The play sprinkles in snatches from all the obvious sources, from
The Flying Nun to Agnes of God to Doubt, with a little
Da Vinci Code thrown in for good measure. It’s 1966, and St. Veronica’s School in Pittsburgh has seen better days. Its facilities have fallen into disrepair, and attendance is waning. “We live in a time of great social change,” declares the Mother Superior, “and we must do whatever we can to stop it!” Never mind that the Mother Superior is played by Busch (looking remarkably like Liza Minnelli in a wimple), arrives on bicycle, and sings folkie duets with a postulant who has discovered a saint’s face on the urine-stained underpants of a schoolboy. She is determined to hang on to tradition by her painted fingernails (she’s written a book called
The Middle Ages: So Bad?), even if it means going begging for donations from all the Jewish philanthropists in town with her sidekick, Sister Acacius, the school’s wrestling coach (played by longtime Busch trouper Julie Halston).

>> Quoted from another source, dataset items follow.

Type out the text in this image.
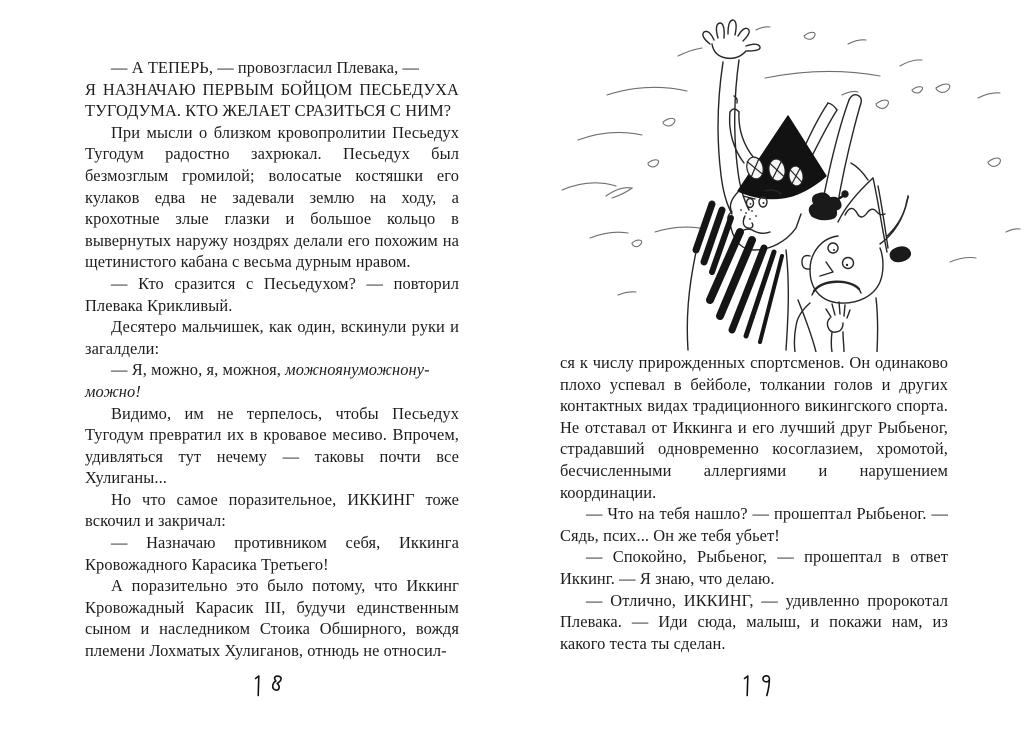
— А ТЕПЕРЬ, — провозгласил Плевака, —
Я НАЗНАЧАЮ ПЕРВЫМ БОЙЦОМ ПЕСЬЕДУХА ТУГОДУМА. КТО ЖЕЛАЕТ СРАЗИТЬСЯ С НИМ?

При мысли о близком кровопролитии Песьедух Тугодум радостно захрюкал. Песьедух был безмозглым громилой; волосатые костяшки его кулаков едва не задевали землю на ходу, а крохотные злые глазки и большое кольцо в вывернутых наружу ноздрях делали его похожим на щетинистого кабана с весьма дурным нравом.

— Кто сразится с Песьедухом? — повторил Плевака Крикливый.

Десятеро мальчишек, как один, вскинули руки и загалдели:

— Я, можно, я, можноя, можноянуможнону-
можно!

Видимо, им не терпелось, чтобы Песьедух Тугодум превратил их в кровавое месиво. Впрочем, удивляться тут нечему — таковы почти все Хулиганы...

Но что самое поразительное, ИККИНГ тоже вскочил и закричал:

— Назначаю противником себя, Иккинга Кровожадного Карасика Третьего!

А поразительно это было потому, что Иккинг Кровожадный Карасик III, будучи единственным сыном и наследником Стоика Обширного, вождя племени Лохматых Хулиганов, отнюдь не относил-

ся к числу прирожденных спортсменов. Он одинаково плохо успевал в бейболе, толкании голов и других контактных видах традиционного викингского спорта. Не отставал от Иккинга и его лучший друг Рыбьеног, страдавший одновременно косоглазием, хромотой, бесчисленными аллергиями и нарушением координации.

— Что на тебя нашло? — прошептал Рыбьеног. — Сядь, псих... Он же тебя убьет!

— Спокойно, Рыбьеног, — прошептал в ответ Иккинг. — Я знаю, что делаю.

— Отлично, ИККИНГ, — удивленно пророкотал Плевака. — Иди сюда, малыш, и покажи нам, из какого теста ты сделан.
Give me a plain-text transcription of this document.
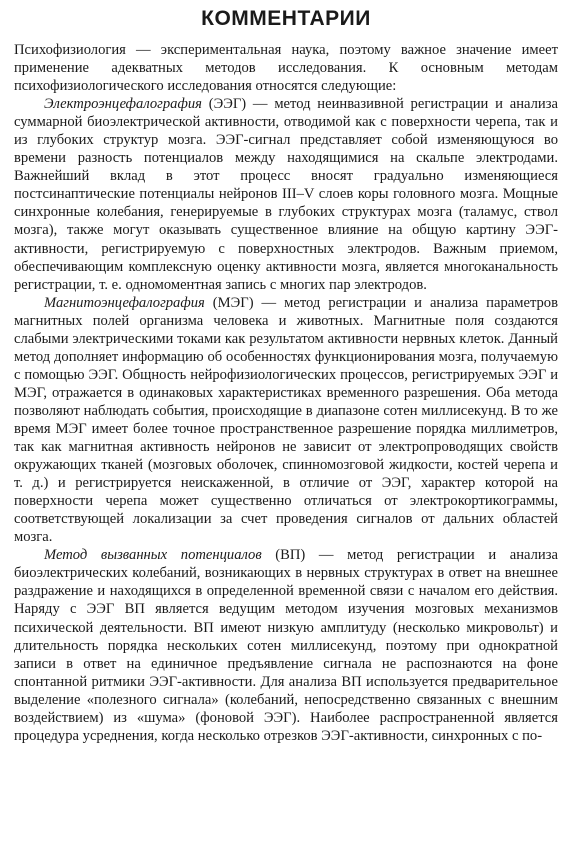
КОММЕНТАРИИ

Психофизиология — экспериментальная наука, поэтому важное значение имеет применение адекватных методов исследования. К основным методам психофизиологического исследования относятся следующие:

Электроэнцефалография (ЭЭГ) — метод неинвазивной регистрации и анализа суммарной биоэлектрической активности, отводимой как с поверхности черепа, так и из глубоких структур мозга. ЭЭГ-сигнал представляет собой изменяющуюся во времени разность потенциалов между находящимися на скальпе электродами. Важнейший вклад в этот процесс вносят градуально изменяющиеся постсинаптические потенциалы нейронов III–V слоев коры головного мозга. Мощные синхронные колебания, генерируемые в глубоких структурах мозга (таламус, ствол мозга), также могут оказывать существенное влияние на общую картину ЭЭГ-активности, регистрируемую с поверхностных электродов. Важным приемом, обеспечивающим комплексную оценку активности мозга, является многоканальность регистрации, т. е. одномоментная запись с многих пар электродов.

Магнитоэнцефалография (МЭГ) — метод регистрации и анализа параметров магнитных полей организма человека и животных. Магнитные поля создаются слабыми электрическими токами как результатом активности нервных клеток. Данный метод дополняет информацию об особенностях функционирования мозга, получаемую с помощью ЭЭГ. Общность нейрофизиологических процессов, регистрируемых ЭЭГ и МЭГ, отражается в одинаковых характеристиках временного разрешения. Оба метода позволяют наблюдать события, происходящие в диапазоне сотен миллисекунд. В то же время МЭГ имеет более точное пространственное разрешение порядка миллиметров, так как магнитная активность нейронов не зависит от электропроводящих свойств окружающих тканей (мозговых оболочек, спинномозговой жидкости, костей черепа и т. д.) и регистрируется неискаженной, в отличие от ЭЭГ, характер которой на поверхности черепа может существенно отличаться от электрокортикограммы, соответствующей локализации за счет проведения сигналов от дальних областей мозга.

Метод вызванных потенциалов (ВП) — метод регистрации и анализа биоэлектрических колебаний, возникающих в нервных структурах в ответ на внешнее раздражение и находящихся в определенной временной связи с началом его действия. Наряду с ЭЭГ ВП является ведущим методом изучения мозговых механизмов психической деятельности. ВП имеют низкую амплитуду (несколько микровольт) и длительность порядка нескольких сотен миллисекунд, поэтому при однократной записи в ответ на единичное предъявление сигнала не распознаются на фоне спонтанной ритмики ЭЭГ-активности. Для анализа ВП используется предварительное выделение «полезного сигнала» (колебаний, непосредственно связанных с внешним воздействием) из «шума» (фоновой ЭЭГ). Наиболее распространенной является процедура усреднения, когда несколько отрезков ЭЭГ-активности, синхронных с по-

A mini-series’ worth of plot gets crammed into an intermissionless 90 minutes: flashbacks to the nuns’ former careers as girl reporters, amazing coincidences of abandoned orphans being reunited with their birth mothers, and a sinister subplot involving a visiting nun with a German accent who is not what she seems (played by musical theater semi-star Alison Fraser, who manages to make the word “illuminating” sound positively lascivious). Busch’s style of playwriting evolved from doing shows at East Village nightclubs in the early ‘80s, where he and his ensemble learned to manage drunken audiences and tiny attention spans with quick changes, short scenes, and humor that can never stoop too low.
The Divine Sister makes a running joke out of a notorious line from
The Sound of Music—“What is it, Maria, you can’t face?” – which, with a single Teutonically-pronounced vowel, becomes an obscene epithet.
None of the cast members will be winning any awards for the subtlety of their performances. Some of their mugging is so extreme, it’s a wonder they don’t sprain their faces. But they’re clearly having a ball clowning around onstage. And the cartoonish production design has its own touches of wit. I especially liked the saggy-bosomed uniform Fraser wears as the charwoman Mrs. Macduffie (Fabio Tobtini designed the costumes). And the stained-glass windows that set designer B.T. Whitehill dreamed up for St. Veronica’s depict Bible stories I’d never encountered before: Jesus barbecuing hot dogs! Jesus building a snowman! Needless to say, you won’t be seeing
The Divine Sister at any vacation Bible school drama festivals.